The experimental design is proper and is in accordance with the general machine leaning procedure.
The findings are reasonable and convincing.
NA
Figure 1 needs to be improved. Its not suitable for publishing in terms of quality and resolution.
The is some ambiguity in the structure and flow of information in the article. The author discusses how data feature set is prepared before discussing how data itself is gathered. I think the sequence can be improved for better readability if it does not conflict with any given structure of the journal.
The author discusses the use of Random Forest. But details regarding the working of RF are not given. Further for reproducibility of results its important that exact parameters used for training of RF are provided.
Only one classification model is used by the author. It would be interesting to see results on other state of art classification models as well.

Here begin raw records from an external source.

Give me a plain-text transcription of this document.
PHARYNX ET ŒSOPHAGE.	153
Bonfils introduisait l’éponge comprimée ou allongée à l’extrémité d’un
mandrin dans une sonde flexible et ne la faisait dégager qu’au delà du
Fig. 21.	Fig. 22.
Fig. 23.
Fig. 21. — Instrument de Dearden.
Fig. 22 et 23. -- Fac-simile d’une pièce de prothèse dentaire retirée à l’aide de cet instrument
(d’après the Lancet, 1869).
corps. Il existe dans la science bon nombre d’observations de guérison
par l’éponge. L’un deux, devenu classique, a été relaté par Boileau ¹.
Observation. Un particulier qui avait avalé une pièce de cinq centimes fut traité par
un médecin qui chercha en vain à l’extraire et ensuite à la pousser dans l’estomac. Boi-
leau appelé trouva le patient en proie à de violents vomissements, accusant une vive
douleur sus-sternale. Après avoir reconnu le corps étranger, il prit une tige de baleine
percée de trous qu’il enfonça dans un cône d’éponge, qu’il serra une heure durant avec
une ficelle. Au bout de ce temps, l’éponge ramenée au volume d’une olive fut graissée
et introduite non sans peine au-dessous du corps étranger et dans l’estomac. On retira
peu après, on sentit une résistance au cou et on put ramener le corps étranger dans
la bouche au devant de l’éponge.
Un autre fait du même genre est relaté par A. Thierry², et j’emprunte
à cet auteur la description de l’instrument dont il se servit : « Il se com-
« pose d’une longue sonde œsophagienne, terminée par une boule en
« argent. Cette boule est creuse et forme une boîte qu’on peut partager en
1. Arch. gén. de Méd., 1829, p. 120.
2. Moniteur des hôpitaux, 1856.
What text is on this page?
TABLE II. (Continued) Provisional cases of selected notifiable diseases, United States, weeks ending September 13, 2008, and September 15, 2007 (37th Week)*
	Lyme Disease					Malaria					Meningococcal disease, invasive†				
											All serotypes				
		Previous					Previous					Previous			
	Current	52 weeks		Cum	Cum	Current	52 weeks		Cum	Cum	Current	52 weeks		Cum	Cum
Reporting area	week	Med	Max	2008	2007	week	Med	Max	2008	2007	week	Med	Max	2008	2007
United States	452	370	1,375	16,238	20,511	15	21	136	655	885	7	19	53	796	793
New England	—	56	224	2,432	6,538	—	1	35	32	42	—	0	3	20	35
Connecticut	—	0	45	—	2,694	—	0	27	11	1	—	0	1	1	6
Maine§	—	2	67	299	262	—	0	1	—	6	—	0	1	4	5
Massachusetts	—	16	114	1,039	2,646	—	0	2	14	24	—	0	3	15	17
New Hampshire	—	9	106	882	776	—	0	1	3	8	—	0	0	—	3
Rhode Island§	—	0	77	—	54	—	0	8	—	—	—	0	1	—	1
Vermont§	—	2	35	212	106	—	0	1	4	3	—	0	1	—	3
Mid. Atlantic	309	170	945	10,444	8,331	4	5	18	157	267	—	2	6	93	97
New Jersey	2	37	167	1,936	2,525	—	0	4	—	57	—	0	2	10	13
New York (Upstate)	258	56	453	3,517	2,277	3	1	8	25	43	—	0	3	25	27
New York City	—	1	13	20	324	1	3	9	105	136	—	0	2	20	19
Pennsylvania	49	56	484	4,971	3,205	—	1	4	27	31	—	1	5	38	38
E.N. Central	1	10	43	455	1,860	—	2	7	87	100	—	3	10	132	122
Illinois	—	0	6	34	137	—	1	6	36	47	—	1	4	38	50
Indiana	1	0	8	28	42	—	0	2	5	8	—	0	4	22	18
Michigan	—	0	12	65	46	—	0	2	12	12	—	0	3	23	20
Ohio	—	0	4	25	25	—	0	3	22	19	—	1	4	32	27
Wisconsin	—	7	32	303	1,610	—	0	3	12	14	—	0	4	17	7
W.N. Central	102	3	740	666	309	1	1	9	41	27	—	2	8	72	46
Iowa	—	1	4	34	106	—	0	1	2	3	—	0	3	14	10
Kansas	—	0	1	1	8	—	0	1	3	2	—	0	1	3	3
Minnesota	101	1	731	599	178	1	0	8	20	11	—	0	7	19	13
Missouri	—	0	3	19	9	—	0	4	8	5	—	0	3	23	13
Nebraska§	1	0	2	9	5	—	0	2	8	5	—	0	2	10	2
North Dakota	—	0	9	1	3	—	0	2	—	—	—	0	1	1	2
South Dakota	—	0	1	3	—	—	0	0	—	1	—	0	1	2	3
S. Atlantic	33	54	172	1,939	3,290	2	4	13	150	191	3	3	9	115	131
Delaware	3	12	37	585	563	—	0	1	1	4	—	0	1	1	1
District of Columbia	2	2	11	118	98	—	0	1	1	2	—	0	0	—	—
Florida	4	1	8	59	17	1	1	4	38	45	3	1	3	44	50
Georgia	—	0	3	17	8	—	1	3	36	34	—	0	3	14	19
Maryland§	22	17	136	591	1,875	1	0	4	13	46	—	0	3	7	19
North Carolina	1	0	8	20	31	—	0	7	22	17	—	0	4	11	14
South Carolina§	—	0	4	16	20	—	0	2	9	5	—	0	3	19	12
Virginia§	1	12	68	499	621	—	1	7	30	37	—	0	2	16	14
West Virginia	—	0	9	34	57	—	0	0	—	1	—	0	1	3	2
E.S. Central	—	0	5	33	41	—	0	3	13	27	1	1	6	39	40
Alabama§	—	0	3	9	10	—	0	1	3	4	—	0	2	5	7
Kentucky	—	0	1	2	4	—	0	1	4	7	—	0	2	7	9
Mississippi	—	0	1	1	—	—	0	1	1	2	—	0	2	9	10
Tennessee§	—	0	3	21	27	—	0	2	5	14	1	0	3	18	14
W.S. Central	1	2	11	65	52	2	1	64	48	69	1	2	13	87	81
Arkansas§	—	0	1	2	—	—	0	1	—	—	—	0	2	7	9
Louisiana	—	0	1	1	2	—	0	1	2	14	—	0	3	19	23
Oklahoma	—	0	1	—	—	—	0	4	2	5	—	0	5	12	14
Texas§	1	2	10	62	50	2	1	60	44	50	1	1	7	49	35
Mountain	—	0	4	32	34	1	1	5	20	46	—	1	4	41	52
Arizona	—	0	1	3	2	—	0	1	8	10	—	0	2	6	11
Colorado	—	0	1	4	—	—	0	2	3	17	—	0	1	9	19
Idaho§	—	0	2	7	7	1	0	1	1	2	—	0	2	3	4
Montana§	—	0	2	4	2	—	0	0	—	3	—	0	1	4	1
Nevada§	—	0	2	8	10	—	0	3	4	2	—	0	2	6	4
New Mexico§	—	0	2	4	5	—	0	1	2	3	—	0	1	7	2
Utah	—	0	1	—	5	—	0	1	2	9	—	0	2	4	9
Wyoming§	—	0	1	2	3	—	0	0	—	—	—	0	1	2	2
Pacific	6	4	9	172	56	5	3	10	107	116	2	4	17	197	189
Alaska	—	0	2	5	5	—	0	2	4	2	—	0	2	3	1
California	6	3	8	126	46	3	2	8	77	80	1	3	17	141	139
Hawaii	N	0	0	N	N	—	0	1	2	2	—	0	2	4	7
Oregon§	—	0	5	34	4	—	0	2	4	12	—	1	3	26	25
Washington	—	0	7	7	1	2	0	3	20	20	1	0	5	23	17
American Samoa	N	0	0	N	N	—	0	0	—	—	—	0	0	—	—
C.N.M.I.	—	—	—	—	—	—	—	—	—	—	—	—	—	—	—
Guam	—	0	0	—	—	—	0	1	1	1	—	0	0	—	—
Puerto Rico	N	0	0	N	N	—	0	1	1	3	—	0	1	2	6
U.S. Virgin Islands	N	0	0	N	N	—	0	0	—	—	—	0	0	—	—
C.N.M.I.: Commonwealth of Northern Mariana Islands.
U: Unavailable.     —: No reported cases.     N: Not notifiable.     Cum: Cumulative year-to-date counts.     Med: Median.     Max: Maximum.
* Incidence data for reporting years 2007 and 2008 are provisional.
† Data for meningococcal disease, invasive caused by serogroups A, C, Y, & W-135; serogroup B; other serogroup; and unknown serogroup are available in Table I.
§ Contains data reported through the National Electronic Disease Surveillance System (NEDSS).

The authors have used the dataset compiled by Zhao et al. which is almost 9 years old. I am sure there must have been many additions to the dataset since then. The authors should extract an updated listing from Uniprot or some other resource.
The testing needs to be rigorous and comprehensive. Authors have provided results of 10 fold cross-validation only. In order to build a more convincing case for the readers the authors should performs more test including 5-fold cross validation, indepoendent set testing and jackknife testing.
A comparative analysis needs to performed with other existing models used for identification of Sumoylation sites.
The work is useful for research community. However the above given suggestions maybe incorporated before publication.